Елена Александровна сняла комбинезон, вымыла лицо и руки, расчесала мокрым гребнем растрепавшиеся волосы и присела отдохнуть.
Учительская казалась пустой, в пей было прохладно и чисто. Около стола стояли два кресла, и у выбеленной стены — мягкий кожаный диван. Леонид Тимофеевич ушел по делам, попросив Елену Александровну заменить его, если будет спрашивать кто-нибудь из рабочих.
Оставшись одна, Елена Александровна придвинула ближе к столу кресло и, подперев рукой голову, задумалась. Она думала о директоре, который не побоялся взять на себя такой большой труд, как ремонт разбитого дома. Вспомнила собрание. Пушистые брови ее нахмурились, синие глаза стали глубже и печальнее.
«Нет дисциплины… И этот мальчишка Тишин, выступающий против своего будущего товарища, и Кудрявцев… И странная история с Трубачевым. Надо будет хорошенько в этом разобраться… — Елена Александровна тяжело вздохнула. — И вообще, время идет, школа не готова… Ах, да, — вспомнила она, — надо же объявить ребятам, что послезавтра Леонид Тимофеевич поведет их на делянку. Как раз это будет выходной день. В лесу сейчас хорошо. Пахнет смолой, ягодами. В тени свежо и прохладно… Я сама, как девчонка, радуюсь, что пойдем. А ребятам хорошо бы дать побегать, отдохнуть.
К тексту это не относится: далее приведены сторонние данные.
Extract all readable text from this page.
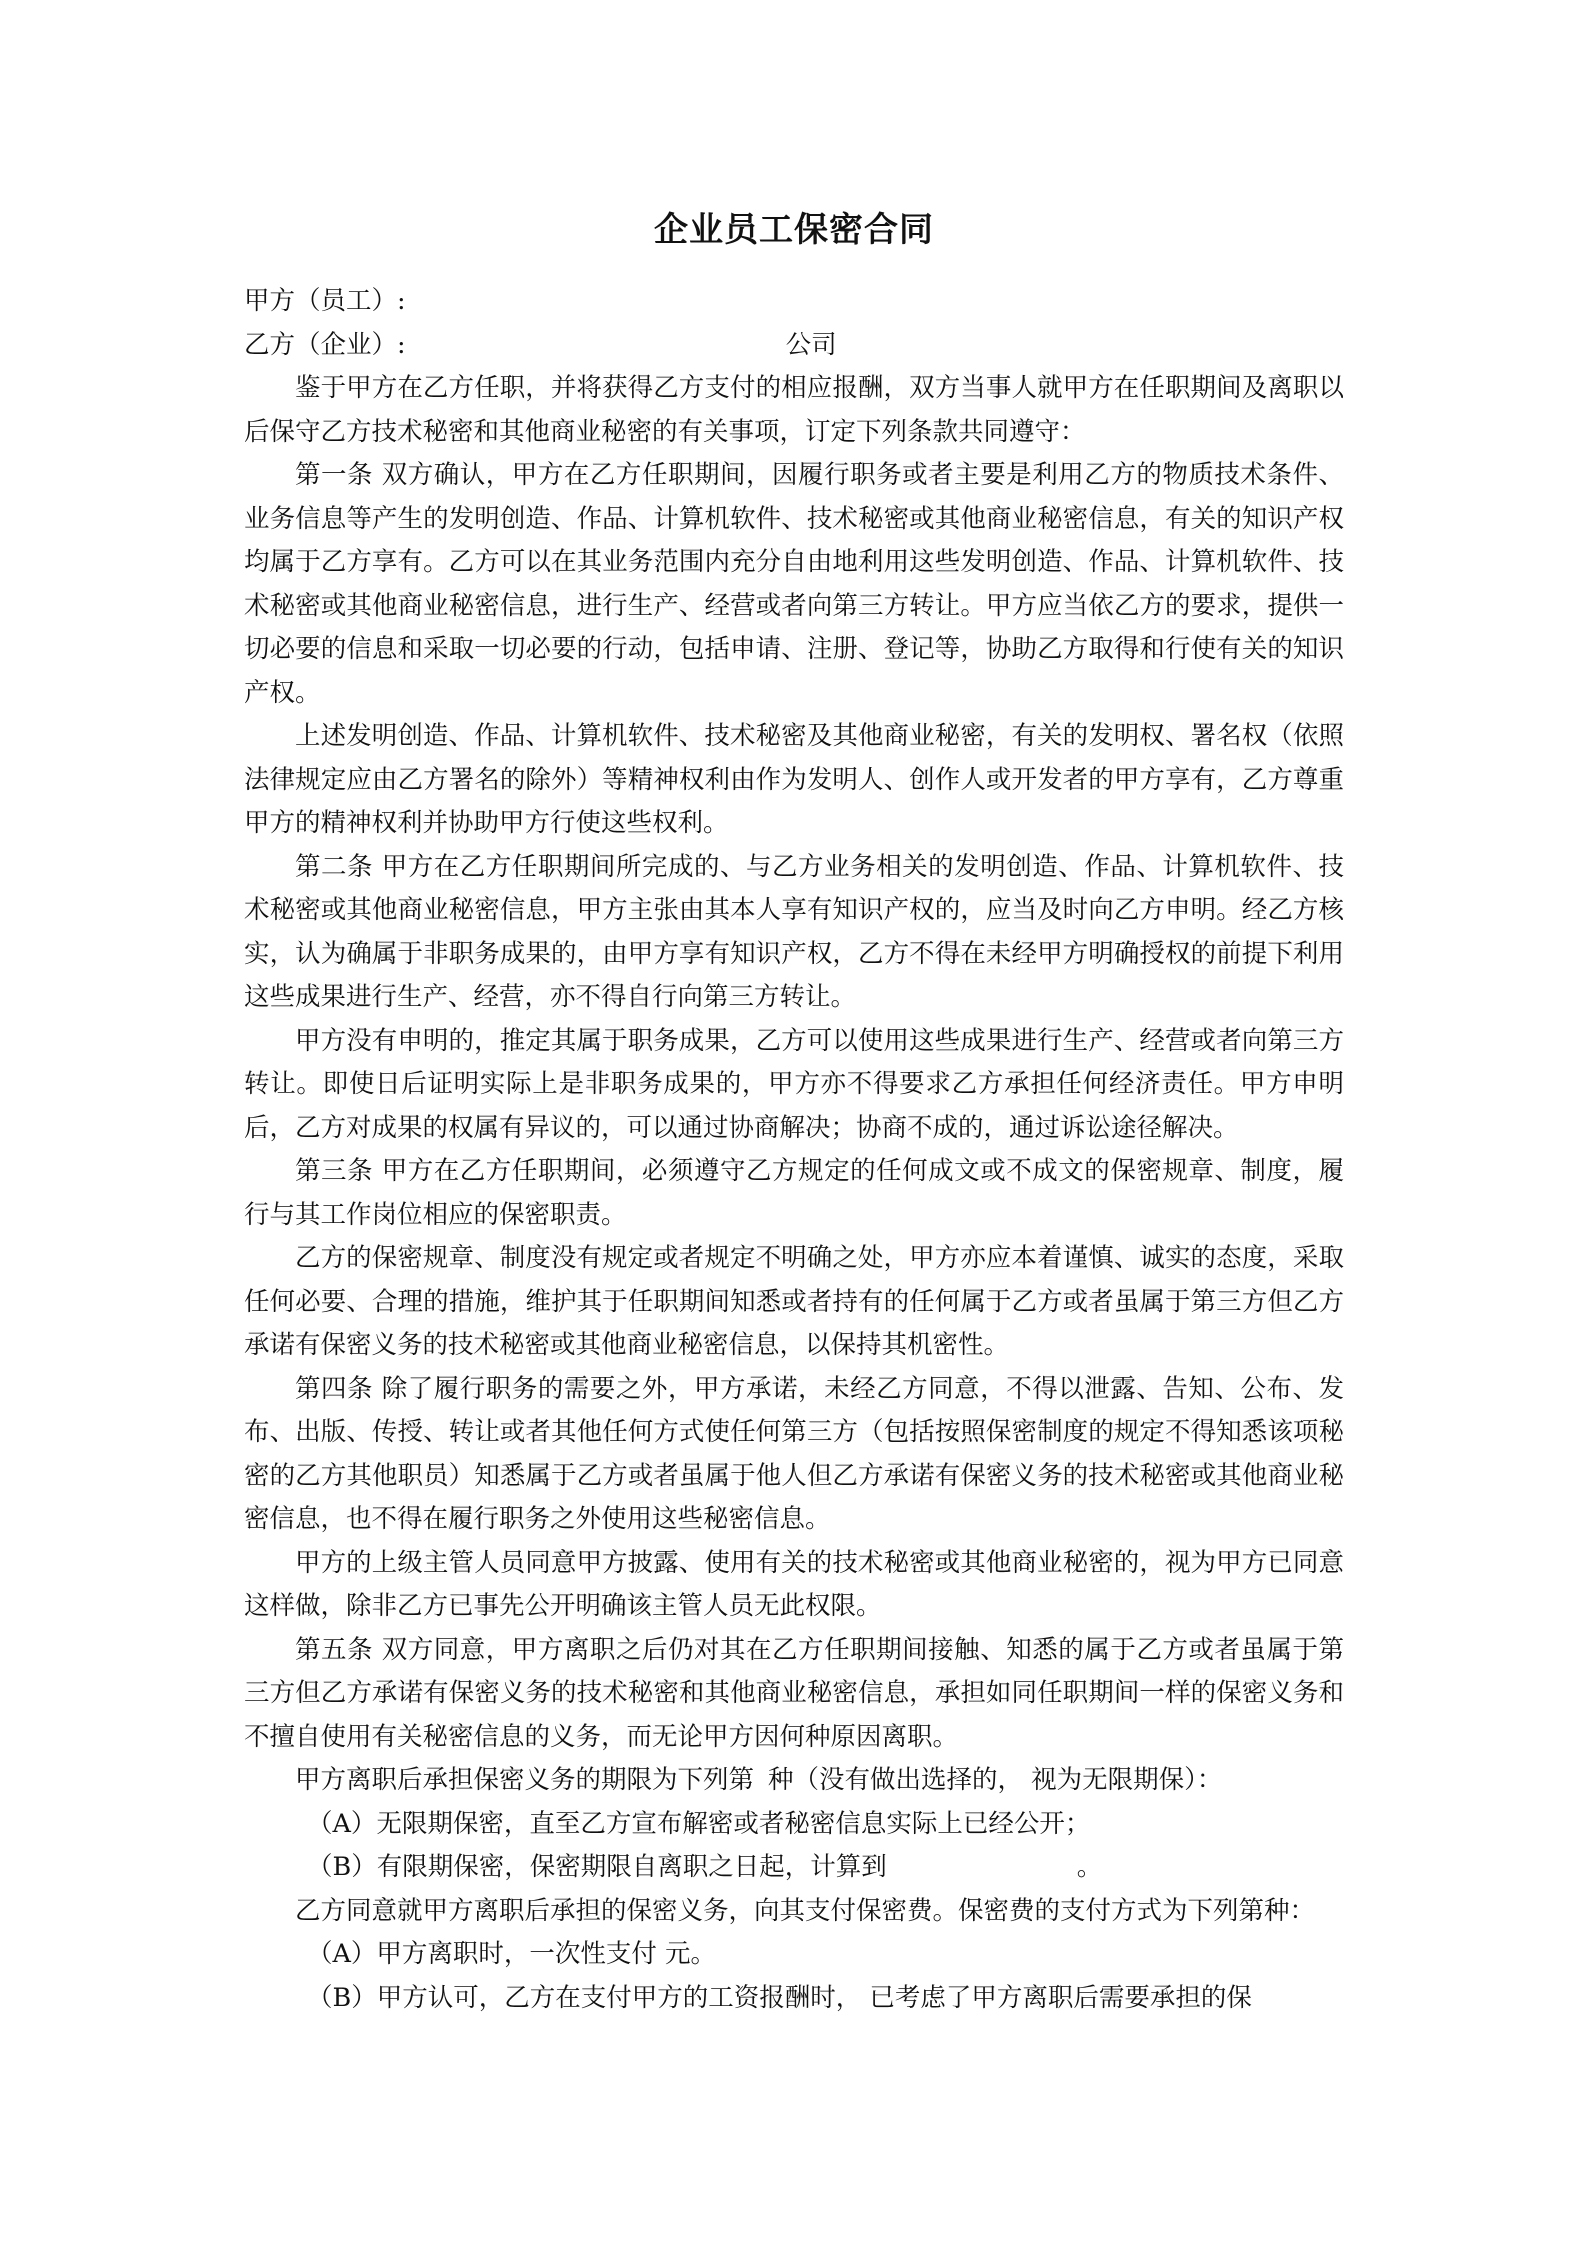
企业员工保密合同

甲方（员工）:

乙方（企业）:	公司

鉴于甲方在乙方任职，并将获得乙方支付的相应报酬，双方当事人就甲方在任职期间及离职以后保守乙方技术秘密和其他商业秘密的有关事项，订定下列条款共同遵守：

第一条 双方确认，甲方在乙方任职期间，因履行职务或者主要是利用乙方的物质技术条件、业务信息等产生的发明创造、作品、计算机软件、技术秘密或其他商业秘密信息，有关的知识产权均属于乙方享有。乙方可以在其业务范围内充分自由地利用这些发明创造、作品、计算机软件、技术秘密或其他商业秘密信息，进行生产、经营或者向第三方转让。甲方应当依乙方的要求，提供一切必要的信息和采取一切必要的行动，包括申请、注册、登记等，协助乙方取得和行使有关的知识产权。

上述发明创造、作品、计算机软件、技术秘密及其他商业秘密，有关的发明权、署名权（依照法律规定应由乙方署名的除外）等精神权利由作为发明人、创作人或开发者的甲方享有，乙方尊重甲方的精神权利并协助甲方行使这些权利。

第二条 甲方在乙方任职期间所完成的、与乙方业务相关的发明创造、作品、计算机软件、技术秘密或其他商业秘密信息，甲方主张由其本人享有知识产权的，应当及时向乙方申明。经乙方核实，认为确属于非职务成果的，由甲方享有知识产权，乙方不得在未经甲方明确授权的前提下利用这些成果进行生产、经营，亦不得自行向第三方转让。

甲方没有申明的，推定其属于职务成果，乙方可以使用这些成果进行生产、经营或者向第三方转让。即使日后证明实际上是非职务成果的，甲方亦不得要求乙方承担任何经济责任。甲方申明后，乙方对成果的权属有异议的，可以通过协商解决；协商不成的，通过诉讼途径解决。

第三条 甲方在乙方任职期间，必须遵守乙方规定的任何成文或不成文的保密规章、制度，履行与其工作岗位相应的保密职责。

乙方的保密规章、制度没有规定或者规定不明确之处，甲方亦应本着谨慎、诚实的态度，采取任何必要、合理的措施，维护其于任职期间知悉或者持有的任何属于乙方或者虽属于第三方但乙方承诺有保密义务的技术秘密或其他商业秘密信息，以保持其机密性。

第四条 除了履行职务的需要之外，甲方承诺，未经乙方同意，不得以泄露、告知、公布、发布、出版、传授、转让或者其他任何方式使任何第三方（包括按照保密制度的规定不得知悉该项秘密的乙方其他职员）知悉属于乙方或者虽属于他人但乙方承诺有保密义务的技术秘密或其他商业秘密信息，也不得在履行职务之外使用这些秘密信息。

甲方的上级主管人员同意甲方披露、使用有关的技术秘密或其他商业秘密的，视为甲方已同意这样做，除非乙方已事先公开明确该主管人员无此权限。

第五条 双方同意，甲方离职之后仍对其在乙方任职期间接触、知悉的属于乙方或者虽属于第三方但乙方承诺有保密义务的技术秘密和其他商业秘密信息，承担如同任职期间一样的保密义务和不擅自使用有关秘密信息的义务，而无论甲方因何种原因离职。

甲方离职后承担保密义务的期限为下列第 种（没有做出选择的， 视为无限期保）：

（A）无限期保密，直至乙方宣布解密或者秘密信息实际上已经公开；

（B）有限期保密，保密期限自离职之日起，计算到	。

乙方同意就甲方离职后承担的保密义务，向其支付保密费。保密费的支付方式为下列第种：

（A）甲方离职时，一次性支付 元。

（B）甲方认可，乙方在支付甲方的工资报酬时， 已考虑了甲方离职后需要承担的保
Трудно им сейчас приходится…»
Внизу раздается громкий женский голос:
— Мне нужно видеть директора!
— Леонида Тимофеевича? — любезно переспрашивает школьный сторож. — Его нет, он отлучился по делам.
— Как — нет? По каким делам? У него, кроме школы, не может быть никаких дел. За детьми надо смотреть, а не отлучаться по делам! — резко заявляет пришедшая.
— Ему, гражданка Синицына, виднее, за чем нужно смотреть: он директор, — обиженно отвечает Грозный.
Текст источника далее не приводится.